Professor David Allsop, professor of neuroscience at Lancaster University, said: “A particularly exciting aspect of the study was the ability to distinguish accurately between Alzheimer’s disease and Lewy body dementia, which are conditions that both result in dementia and can be difficult to separate from each other based on clinical information and symptoms.
“By reduction of misdiagnosed cases and administration of appropriate treatment, many people could benefit from this type of blood test in the future.”
The study was published in the journal Proceedings of the National Academy of Sciences USA.
CAN DEMENTIA BE PREVENTED?
Dr Doug Brown, Director of Research and Development at Alzheimer’s Society, said current methods of diagnosing dementia can be slow and expensive and said a ‘cheap, quick test’ which can accurately identify if someone has dementia is a top priority.
He added: “Blood tests are being widely investigated as a potential way to identify people with dementia, although there is still some way to go to find a test that can detect the condition with enough accuracy.

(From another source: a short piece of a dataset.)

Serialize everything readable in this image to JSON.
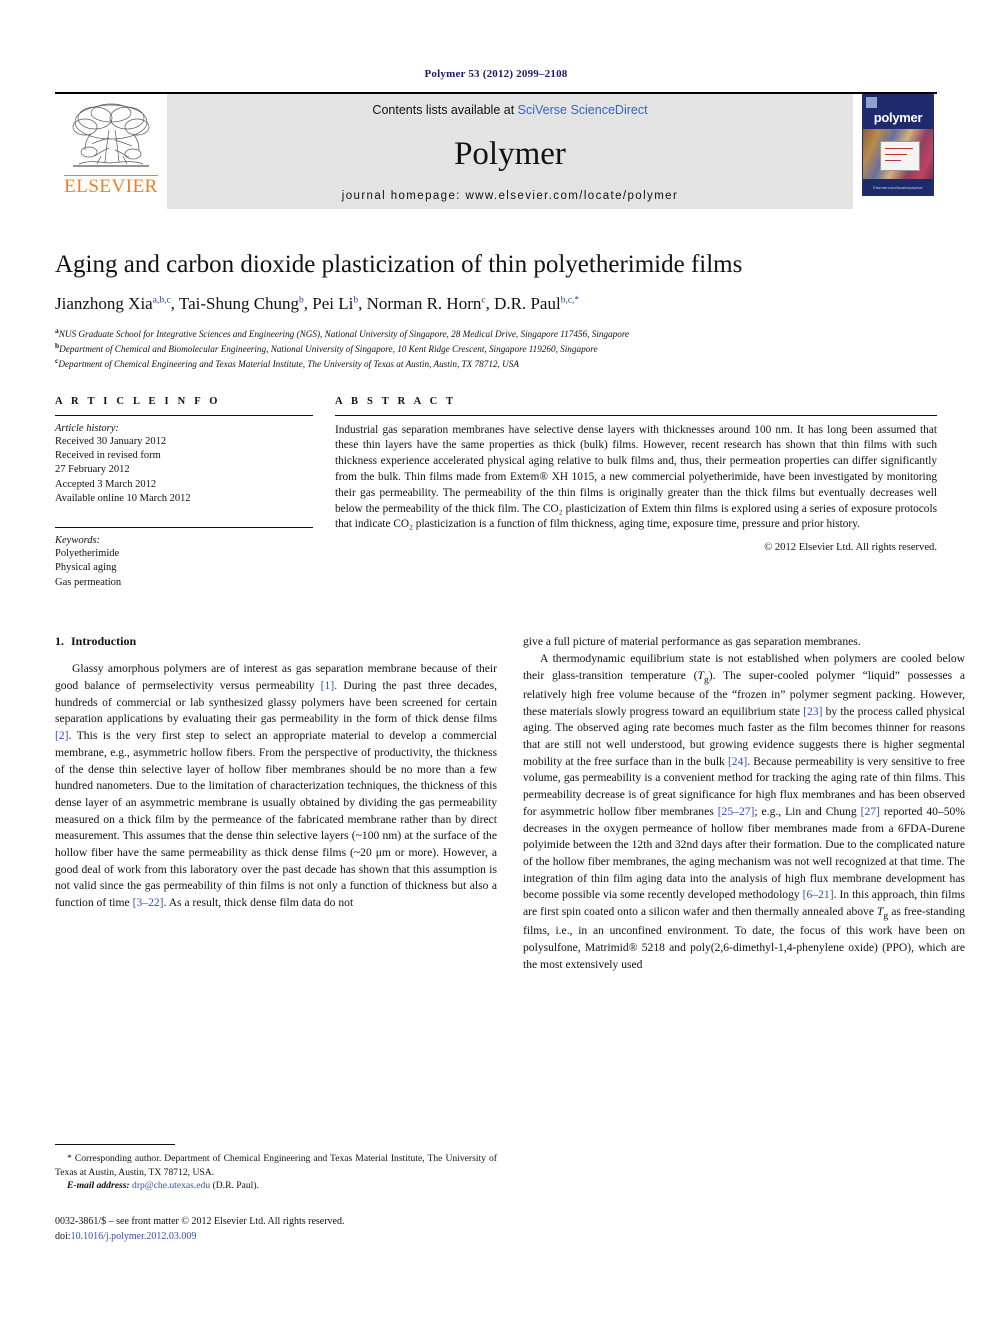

“Along with detecting dementia early, this approach has the potential to differentiate between different types of dementia, though the accuracy is not yet high enough and would currently lead to mis-diagnoses. More development is needed to improve the accuracy before the test could reach the clinic, and to ensure these results can be reproduced and replicated
“Blood tests are just one avenue we’re exploring to identify dementia in people earlier. Alzheimer’s Society is also funding studies that identify a wide range of biological signals through cerebrospinal fluid, brain scans and saliva to better detect who is at risk of developing dementia.”